Serial entrepreneur and investor Hermann Hauser has been asked to use his experience of building and backing technology companies as a way of improving the way the government caters for them.
Hauser, who founded Acorn Computers and helped to spin out the ARM business, will be examining the Catapult network and submitting his findings in the summer of 2014.
It was work undertaken by Hauser for the previous Labour government which led to the formation of Catapult centres. These recommendations were then backed by Dyson founder James Dyson and taken forward when the coalition came into power.
The Catapult centres, which now stand at seven, were set up by the Technology Strategy Board using £1.4 billion of public and private scoter investment.

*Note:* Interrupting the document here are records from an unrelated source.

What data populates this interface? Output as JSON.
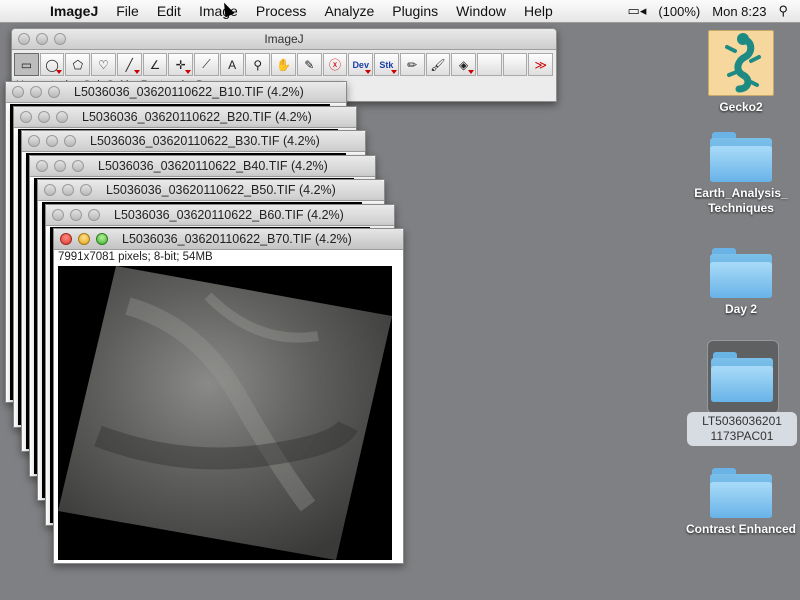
{
  "menubar": {
    "app": "ImageJ",
    "items": [
      "File",
      "Edit",
      "Image",
      "Process",
      "Analyze",
      "Plugins",
      "Window",
      "Help"
    ],
    "battery": "(100%)",
    "clock": "Mon 8:23"
  },
  "toolbar_window": {
    "title": "ImageJ",
    "status": "Hyperstacks, Gel, Gel by Rectangle, Dev",
    "tools": [
      {
        "name": "rectangle-tool",
        "glyph": "▭"
      },
      {
        "name": "oval-tool",
        "glyph": "◯"
      },
      {
        "name": "polygon-tool",
        "glyph": "⬠"
      },
      {
        "name": "freehand-tool",
        "glyph": "♡"
      },
      {
        "name": "line-tool",
        "glyph": "╱"
      },
      {
        "name": "angle-tool",
        "glyph": "∠"
      },
      {
        "name": "point-tool",
        "glyph": "✛"
      },
      {
        "name": "wand-tool",
        "glyph": "⟋"
      },
      {
        "name": "text-tool",
        "glyph": "A"
      },
      {
        "name": "magnifier-tool",
        "glyph": "⚲"
      },
      {
        "name": "hand-tool",
        "glyph": "✋"
      },
      {
        "name": "dropper-tool",
        "glyph": "✎"
      },
      {
        "name": "clear-tool",
        "glyph": "ⓧ"
      },
      {
        "name": "dev-tool",
        "glyph": "Dev"
      },
      {
        "name": "stack-tool",
        "glyph": "Stk"
      },
      {
        "name": "pencil-tool",
        "glyph": "✏"
      },
      {
        "name": "brush-tool",
        "glyph": "🖌"
      },
      {
        "name": "flood-fill-tool",
        "glyph": "◈"
      },
      {
        "name": "empty-tool-1",
        "glyph": ""
      },
      {
        "name": "empty-tool-2",
        "glyph": ""
      },
      {
        "name": "more-tools",
        "glyph": "≫"
      }
    ]
  },
  "image_windows": [
    {
      "title": "L5036036_03620110622_B10.TIF (4.2%)"
    },
    {
      "title": "L5036036_03620110622_B20.TIF (4.2%)"
    },
    {
      "title": "L5036036_03620110622_B30.TIF (4.2%)"
    },
    {
      "title": "L5036036_03620110622_B40.TIF (4.2%)"
    },
    {
      "title": "L5036036_03620110622_B50.TIF (4.2%)"
    },
    {
      "title": "L5036036_03620110622_B60.TIF (4.2%)"
    },
    {
      "title": "L5036036_03620110622_B70.TIF (4.2%)",
      "info": "7991x7081 pixels; 8-bit; 54MB"
    }
  ],
  "desktop": {
    "icons": [
      {
        "label": "Gecko2"
      },
      {
        "label": "Earth_Analysis_ Techniques"
      },
      {
        "label": "Day 2"
      },
      {
        "label": "LT5036036201 1173PAC01"
      },
      {
        "label": "Contrast Enhanced"
      }
    ]
  }
}
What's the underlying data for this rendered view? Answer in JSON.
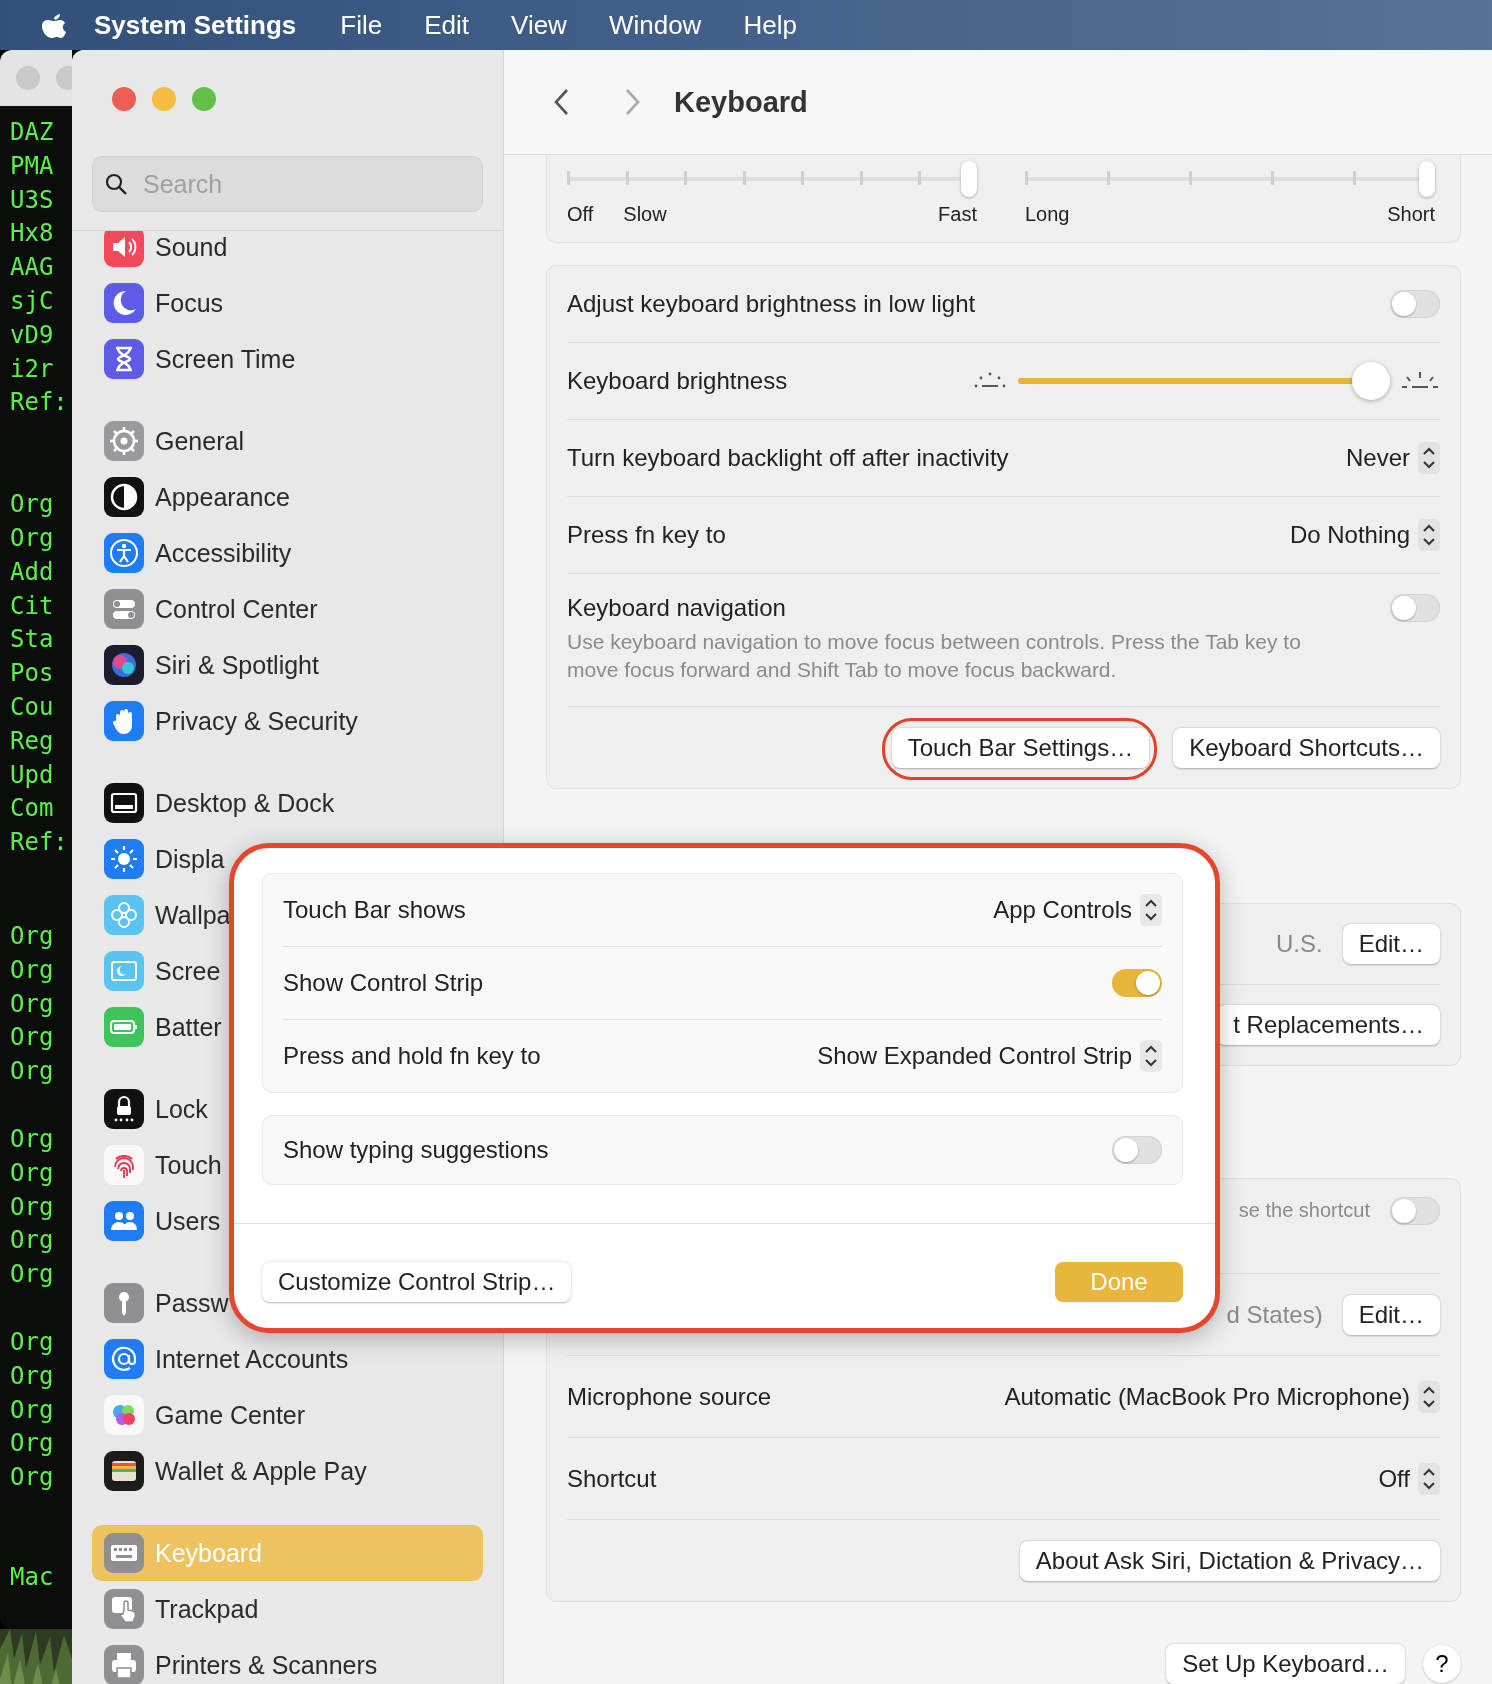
{
  "menu_bar": {
    "app_name": "System Settings",
    "menus": [
      "File",
      "Edit",
      "View",
      "Window",
      "Help"
    ]
  },
  "terminal": {
    "line_groups": [
      [
        "DAZ",
        "PMA",
        "U3S",
        "Hx8",
        "AAG",
        "sjC",
        "vD9",
        "i2r",
        "Ref:"
      ],
      [
        "Org",
        "Org",
        "Add",
        "Cit",
        "Sta",
        "Pos",
        "Cou",
        "Reg",
        "Upd",
        "Com",
        "Ref:"
      ],
      [
        "Org",
        "Org",
        "Org",
        "Org",
        "Org"
      ],
      [
        "Org",
        "Org",
        "Org",
        "Org",
        "Org"
      ],
      [
        "Org",
        "Org",
        "Org",
        "Org",
        "Org"
      ],
      [
        "Mac"
      ]
    ]
  },
  "sidebar": {
    "search": {
      "placeholder": "Search"
    },
    "groups": [
      [
        {
          "label": "Sound",
          "selected": false
        },
        {
          "label": "Focus",
          "selected": false
        },
        {
          "label": "Screen Time",
          "selected": false
        }
      ],
      [
        {
          "label": "General",
          "selected": false
        },
        {
          "label": "Appearance",
          "selected": false
        },
        {
          "label": "Accessibility",
          "selected": false
        },
        {
          "label": "Control Center",
          "selected": false
        },
        {
          "label": "Siri & Spotlight",
          "selected": false
        },
        {
          "label": "Privacy & Security",
          "selected": false
        }
      ],
      [
        {
          "label": "Desktop & Dock",
          "selected": false
        },
        {
          "label": "Displa",
          "selected": false
        },
        {
          "label": "Wallpa",
          "selected": false
        },
        {
          "label": "Scree",
          "selected": false
        },
        {
          "label": "Batter",
          "selected": false
        }
      ],
      [
        {
          "label": "Lock",
          "selected": false
        },
        {
          "label": "Touch",
          "selected": false
        },
        {
          "label": "Users",
          "selected": false
        }
      ],
      [
        {
          "label": "Passw",
          "selected": false
        },
        {
          "label": "Internet Accounts",
          "selected": false
        },
        {
          "label": "Game Center",
          "selected": false
        },
        {
          "label": "Wallet & Apple Pay",
          "selected": false
        }
      ],
      [
        {
          "label": "Keyboard",
          "selected": true
        },
        {
          "label": "Trackpad",
          "selected": false
        },
        {
          "label": "Printers & Scanners",
          "selected": false
        }
      ]
    ]
  },
  "header": {
    "title": "Keyboard"
  },
  "repeat_sliders": [
    {
      "level": 1,
      "labels": [
        "Off",
        "Slow",
        "Fast"
      ]
    },
    {
      "level": 1,
      "labels": [
        "Long",
        "Short"
      ]
    }
  ],
  "settings_cards": [
    {
      "rows": [
        {
          "kind": "toggle",
          "label": "Adjust keyboard brightness in low light",
          "on": false
        },
        {
          "kind": "slider",
          "label": "Keyboard brightness",
          "level": 0.95
        },
        {
          "kind": "popup",
          "label": "Turn keyboard backlight off after inactivity",
          "value": "Never"
        },
        {
          "kind": "popup",
          "label": "Press fn key to",
          "value": "Do Nothing"
        },
        {
          "kind": "toggle",
          "label": "Keyboard navigation",
          "description": "Use keyboard navigation to move focus between controls. Press the Tab key to move focus forward and Shift Tab to move focus backward.",
          "on": false
        },
        {
          "kind": "buttons",
          "buttons": [
            "Touch Bar Settings…",
            "Keyboard Shortcuts…"
          ]
        }
      ]
    },
    {
      "rows": [
        {
          "kind": "value_button",
          "value": "U.S.",
          "button": "Edit…"
        },
        {
          "kind": "button",
          "button": "t Replacements…"
        }
      ]
    },
    {
      "rows": [
        {
          "kind": "note_toggle",
          "note": "se the shortcut",
          "on": false
        },
        {
          "kind": "value_button",
          "value": "d States)",
          "button": "Edit…"
        },
        {
          "kind": "popup",
          "label": "Microphone source",
          "value": "Automatic (MacBook Pro Microphone)"
        },
        {
          "kind": "popup",
          "label": "Shortcut",
          "value": "Off"
        },
        {
          "kind": "button",
          "button": "About Ask Siri, Dictation & Privacy…"
        }
      ]
    }
  ],
  "footer": {
    "button": "Set Up Keyboard…",
    "help": "?"
  },
  "touch_bar_dialog": {
    "groups": [
      [
        {
          "kind": "popup",
          "label": "Touch Bar shows",
          "value": "App Controls"
        },
        {
          "kind": "toggle",
          "label": "Show Control Strip",
          "on": true
        },
        {
          "kind": "popup",
          "label": "Press and hold fn key to",
          "value": "Show Expanded Control Strip"
        }
      ],
      [
        {
          "kind": "toggle",
          "label": "Show typing suggestions",
          "on": false
        }
      ]
    ],
    "secondary_button": "Customize Control Strip…",
    "primary_button": "Done"
  }
}
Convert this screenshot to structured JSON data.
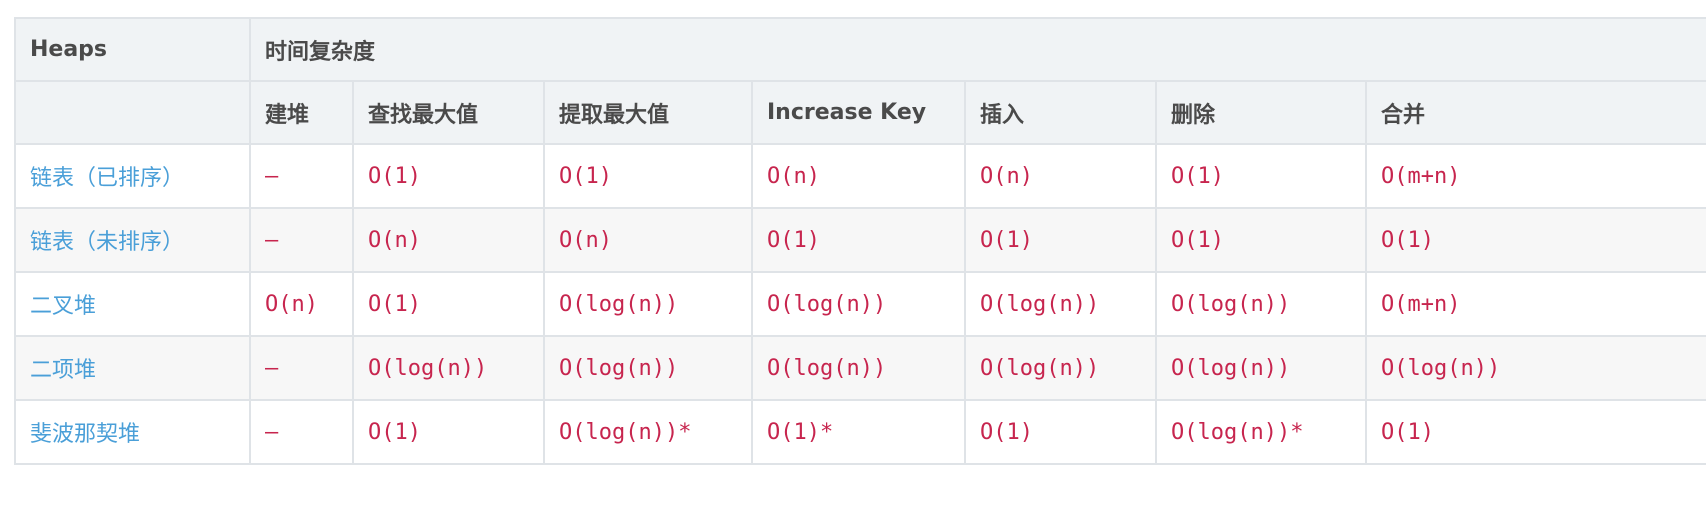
{
  "table": {
    "group_header": {
      "first": "Heaps",
      "span": "时间复杂度"
    },
    "columns": [
      "",
      "建堆",
      "查找最大值",
      "提取最大值",
      "Increase Key",
      "插入",
      "删除",
      "合并"
    ],
    "rows": [
      {
        "name": "链表（已排序）",
        "cells": [
          "–",
          "O(1)",
          "O(1)",
          "O(n)",
          "O(n)",
          "O(1)",
          "O(m+n)"
        ]
      },
      {
        "name": "链表（未排序）",
        "cells": [
          "–",
          "O(n)",
          "O(n)",
          "O(1)",
          "O(1)",
          "O(1)",
          "O(1)"
        ]
      },
      {
        "name": "二叉堆",
        "cells": [
          "O(n)",
          "O(1)",
          "O(log(n))",
          "O(log(n))",
          "O(log(n))",
          "O(log(n))",
          "O(m+n)"
        ]
      },
      {
        "name": "二项堆",
        "cells": [
          "–",
          "O(log(n))",
          "O(log(n))",
          "O(log(n))",
          "O(log(n))",
          "O(log(n))",
          "O(log(n))"
        ]
      },
      {
        "name": "斐波那契堆",
        "cells": [
          "–",
          "O(1)",
          "O(log(n))*",
          "O(1)*",
          "O(1)",
          "O(log(n))*",
          "O(1)"
        ]
      }
    ]
  }
}
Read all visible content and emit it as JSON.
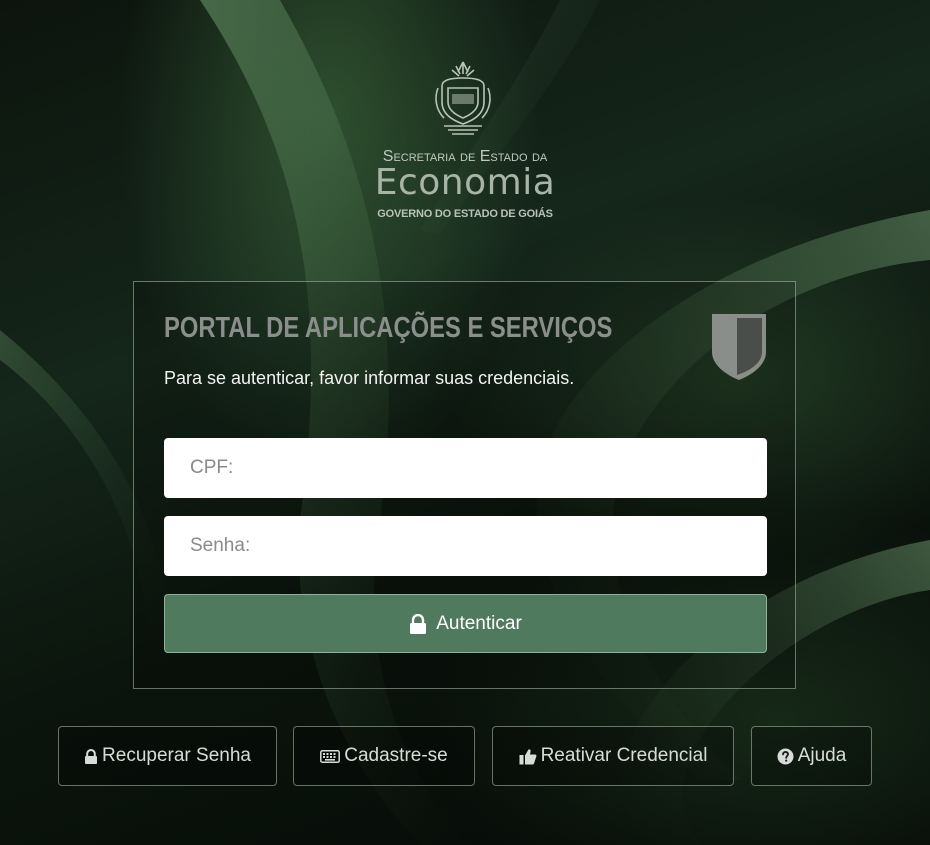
{
  "logo": {
    "line1": "Secretaria de Estado da",
    "line2": "Economia",
    "line3": "GOVERNO DO ESTADO DE GOIÁS",
    "emblem_icon": "state-coat-of-arms-icon"
  },
  "panel": {
    "title": "PORTAL DE APLICAÇÕES E SERVIÇOS",
    "subtitle": "Para se autenticar, favor informar suas credenciais.",
    "shield_icon": "shield-icon",
    "cpf": {
      "placeholder": "CPF:",
      "value": ""
    },
    "senha": {
      "placeholder": "Senha:",
      "value": ""
    },
    "auth_button": {
      "label": "Autenticar",
      "icon": "lock-icon"
    }
  },
  "links": {
    "recuperar": {
      "label": "Recuperar Senha",
      "icon": "lock-icon"
    },
    "cadastre": {
      "label": "Cadastre-se",
      "icon": "keyboard-icon"
    },
    "reativar": {
      "label": "Reativar Credencial",
      "icon": "thumbs-up-icon"
    },
    "ajuda": {
      "label": "Ajuda",
      "icon": "question-circle-icon"
    }
  },
  "colors": {
    "accent_green": "#4f7a5d",
    "background_dark": "#0c140d",
    "title_gray": "#8b8f8b"
  }
}
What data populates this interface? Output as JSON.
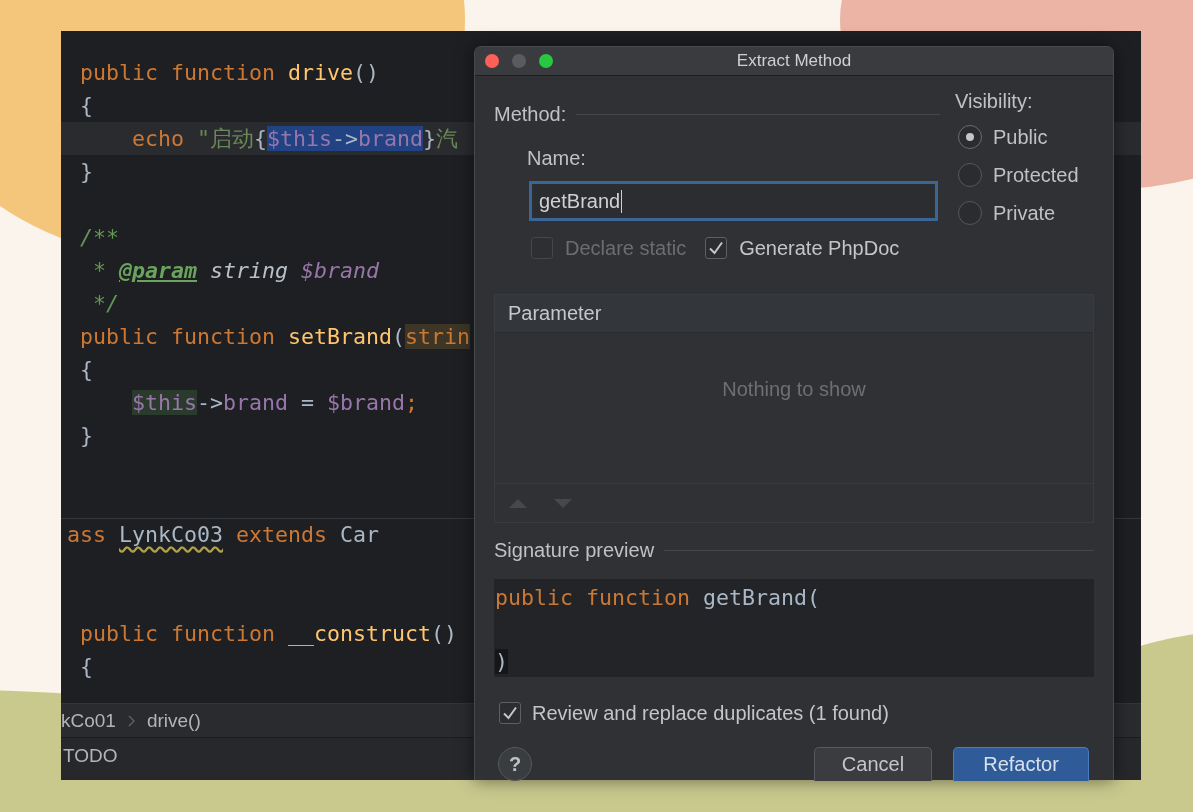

Those existing are: High Value Manufacturing, Satellite Applications, Cell Therapy, Offshore Renewable Energy, Future Cities, Transport Systems and the Connected Digital Economy. Two new centres, Energy Systems and Precision Medicine, are planned to open in 2015.
The Satellite Applications Catapult is located in Harwell, Oxfordshire
Hauser has been tasked with looking at the future scope and scale of Catapults and will reportedly examine new models, future funding, going international and how it can tie in with the new British business bank and Green Investment Bank.
More on Catapult centres:
- Vince Cable reveals plans to add two new Catapults
- Future Cities Catapult finds home in London
- Space: The Final Entrepreneurial frontier
‘Following on from my 2010 report on technology and innovation centres, I am delighted to have been asked by Vince Cable and David Willetts to oversee the review of the future shape, scope and ambition of the Catapult centres in the medium to long term,’ Hauser says.
Business secretary Vince Cable made the Hauser announcement at the opening of the Offshore Renewable Energy Catapult’s offices in Glasgow. A recent report showed that the offshore renewables market could be worth £6.7 billion to the UK economy by 2020.
Vince Cable lifted the lid on two new Catapults in 2013
Speaking then, Cable said, ‘Britain has an enviable track record in innovation but in the past we have sometimes failed to commercialise new technology.
‘That is why the Catapult centres are so important for securing future economic growth, and ensuring not only can we seize new global opportunities, but more importantly that we can leave the competition trailing in our wake.’
Hauser will be providing his recommendations to ministers in the summer of 2014, where they will then be included in the Science and Innovation Strategy as part of the Autumn Statement 2014.